Через стенку спит мой младший брат (если, конечно, спит, а не шарится в сотке), но нас это, естественно, не останавливает: открыв мне тайну своего происхождения, Рик трахает меня по-миссионерски, жонглируя темпами, но в основном двигаясь во мне медленно и неспешно. Он уже знаком с мультиоргазмами, испытываемыми мной в этой наискучнейшей позе, и специально ее выбрал, чтобы я, закатив глаза, делала это снова и снова, давилась собственным беззвучием, а он разглядывал бы меня молча и угорал.
В итоге я засыпаю в состоянии удовлетворенном, но совершенно измочаленном, не помня, когда и как у нас там все кончилось.
он нормальный
кто - спрашиваю назавтра у Эрни.
К этому моменту они оба успели уже свалить от меня, а я настолько упахалась за ночь, что даже не проснулась, когда они уезжали.
Он: твой новый чувак
Рик
Наверно, вышли вместе. Похоже, мой брат и мой... новый чувак нашли общий язык, хоть много и не общались.
***
Глоссарик
Эрик Рыжий – викинг, скандинавский мореплаватель и первооткрыватель
ГЛАВА ЧЕТЫРНАДЦАТАЯ Лунный свет
Квартплату с меня снимают в первых числах.
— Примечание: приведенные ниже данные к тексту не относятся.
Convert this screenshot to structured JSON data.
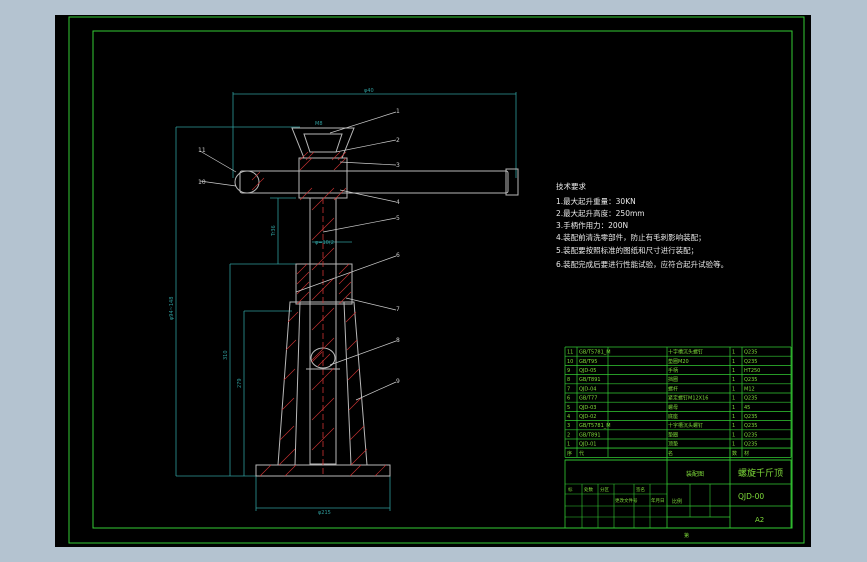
{
  "colors": {
    "background": "#b4c3d0",
    "canvas": "#000000",
    "frame": "#33cc33",
    "part": "#b8b8b8",
    "hatch": "#cc3333",
    "dim": "#2f9c9c",
    "leader": "#cccccc",
    "text": "#e8e8e8",
    "table_text": "#7fdc3a"
  },
  "dimensions": {
    "width": "φ40",
    "gap": "M8",
    "shaft": "φ=10(2",
    "height_total": "φ94~148",
    "h1": "310",
    "h2": "279",
    "thread": "Tr36",
    "base": "φ215"
  },
  "balloons": [
    "1",
    "2",
    "3",
    "4",
    "5",
    "6",
    "7",
    "8",
    "9",
    "10",
    "11"
  ],
  "tech_requirements": {
    "title": "技术要求",
    "items": [
      "1.最大起升重量：30KN",
      "2.最大起升高度：250mm",
      "3.手柄作用力：200N",
      "4.装配前清洗零部件，防止有毛刺影响装配；",
      "5.装配要按照标准的图纸和尺寸进行装配；",
      "6.装配完成后要进行性能试验，应符合起升试验等。"
    ]
  },
  "parts_list": [
    [
      "11",
      "GB/T5781_M",
      "十字槽沉头螺钉",
      "1",
      "Q235"
    ],
    [
      "10",
      "GB/T95",
      "垫圈M20",
      "1",
      "Q235"
    ],
    [
      "9",
      "QJD-05",
      "手柄",
      "1",
      "HT250"
    ],
    [
      "8",
      "GB/T891",
      "挡圈",
      "1",
      "Q235"
    ],
    [
      "7",
      "QJD-04",
      "螺杆",
      "1",
      "M12"
    ],
    [
      "6",
      "GB/T77",
      "紧定螺钉M12X16",
      "1",
      "Q235"
    ],
    [
      "5",
      "QJD-03",
      "螺母",
      "1",
      "45"
    ],
    [
      "4",
      "QJD-02",
      "底座",
      "1",
      "Q235"
    ],
    [
      "3",
      "GB/T5781_M",
      "十字槽沉头螺钉",
      "1",
      "Q235"
    ],
    [
      "2",
      "GB/T891",
      "垫圈",
      "1",
      "Q235"
    ],
    [
      "1",
      "QJD-01",
      "顶垫",
      "1",
      "Q235"
    ]
  ],
  "parts_header": [
    "序",
    "代",
    "名",
    "数",
    "材"
  ],
  "title_block": {
    "title": "螺旋千斤顶",
    "drawing_no": "QJD-00",
    "size": "A2",
    "assembly": "装配图",
    "scale": "比例",
    "sheet": "第",
    "notes": [
      "标",
      "处数",
      "分区",
      "更改文件号",
      "签名",
      "年月日"
    ]
  }
}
Приход зимы ознаменовывается тем, что Рик... вручает мне свой «взнос» за декабрь. Это так странно.
«Взнос» зажат у меня в кулаке, а жутковатая курьезность ситуации застревает в горле вместе со словами, которые застревают там же. Их, слов, чересчур много и некоторые формируются в вопрос: откуда он взял деньги? Понятно, я этого не спрашиваю, хоть и жутко хочется.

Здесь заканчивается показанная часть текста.